TD Securities and other institutions believe that given the high energy prices and significant inflationary pressures, the Federal Reserve is unlikely to shift to an easing stance anytime soon. The CME FedWatch tool shows the probability of a December rate hike has risen to approximately 70%. Weak gold demand from India and China has also failed to provide sufficient support.
Gold Short-Term Trend: Intense Battle Between Safe-Haven Demand and Interest Rate Hike Expectations
Currently, spot gold is fluctuating between $4310 and $4330. On Monday morning, it dipped slightly to $4310.24 due to a jump in oil prices, but subsequently recovered its losses following Trump's "no retaliation" statement. This movement reflects market divergence on the evolution of the conflict: on the one hand, Iranian attacks and potential Israeli retaliation could push up oil prices and exacerbate inflation, benefiting gold's safe-haven appeal; on the other hand, if Trump successfully mediates and negotiations return to normal, easing risk sentiment would put downward pressure on gold.
From a longer-term perspective, gold prices have fallen by more than 17% since the outbreak of related conflicts at the end of February. In the current environment, gold faces dual pressures: geopolitical risks provide support, but the Federal Reserve's policy path poses a major obstacle. The upcoming US May CPI data this week will be a key indicator—if inflation exceeds expectations, market expectations for interest rate hikes may further intensify, putting pressure on gold prices; if the data is moderate, gold may have a chance to breathe.
Market Outlook: Gold Investment Requires Caution and Risk Balancing
Overall, the Iranian missile attack on Israel once again highlights the fragility of the Middle East situation, which may continue to provide safe-haven buying support for gold in the short term. However, strong US economic data and the potential path of interest rate hikes by the Federal Reserve remain the main obstacles to gold price increases. Investors need to closely monitor the progress of US-Iran negotiations, Israel's subsequent actions, and next week's US inflation data.
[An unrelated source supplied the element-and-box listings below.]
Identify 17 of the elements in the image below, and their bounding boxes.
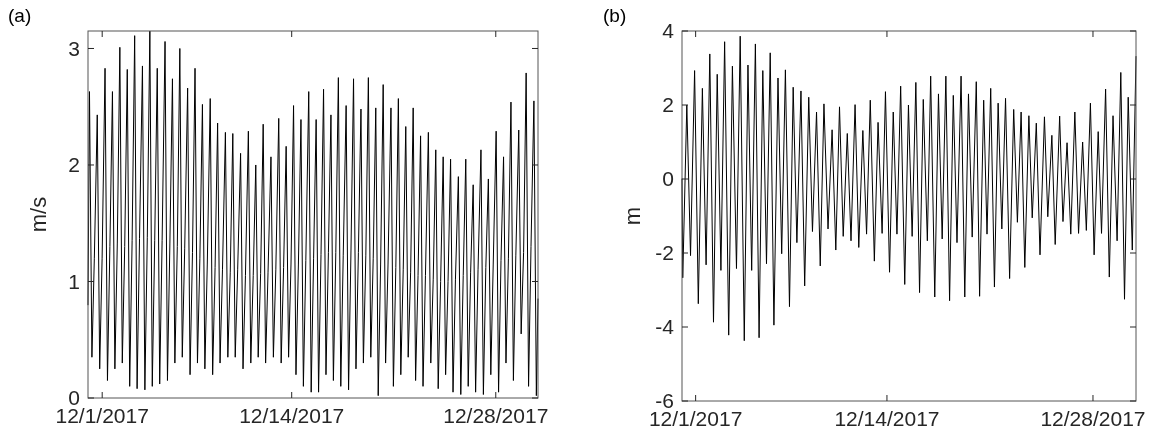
y-tick-label: 0 <box>662 167 674 191</box>
chart-title: (a) <box>8 5 32 26</box>
line-series <box>681 35 1137 342</box>
x-tick-label: 12/28/2017 <box>443 404 549 427</box>
x-tick-label: 12/14/2017 <box>239 404 345 427</box>
y-tick-label: 4 <box>662 19 675 43</box>
y-axis-title: m/s <box>26 196 51 233</box>
y-tick-label: -2 <box>655 241 674 265</box>
chart-title: (b) <box>603 5 627 26</box>
y-tick-label: 1 <box>68 269 80 293</box>
y-tick-label: -4 <box>655 315 675 339</box>
y-tick-label: 3 <box>68 36 80 60</box>
x-tick-label: 12/28/2017 <box>1040 407 1146 430</box>
x-tick-label: 12/14/2017 <box>834 407 940 430</box>
y-tick-label: 2 <box>662 93 674 117</box>
y-tick-label: 2 <box>68 153 80 177</box>
y-axis-title: m <box>620 206 645 226</box>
In the current complex environment, gold is not in a one-sided trend. Aggressive investors may focus on support around $4,300 and potential rebounds, while a more conservative strategy suggests waiting for further clarity on the situation. Geopolitical risks and macroeconomic policy maneuvering will continue to dominate the gold market, and any dominance by either side could trigger significant volatility. As a traditional safe-haven asset, gold retains strategic value in times of uncertainty, but short-term trading requires close monitoring for the risk of a shift in market sentiment.

(Spot gold daily chart, source: FX678)
At 07:15 Beijing time, spot gold was trading at $4330.76 per ounce.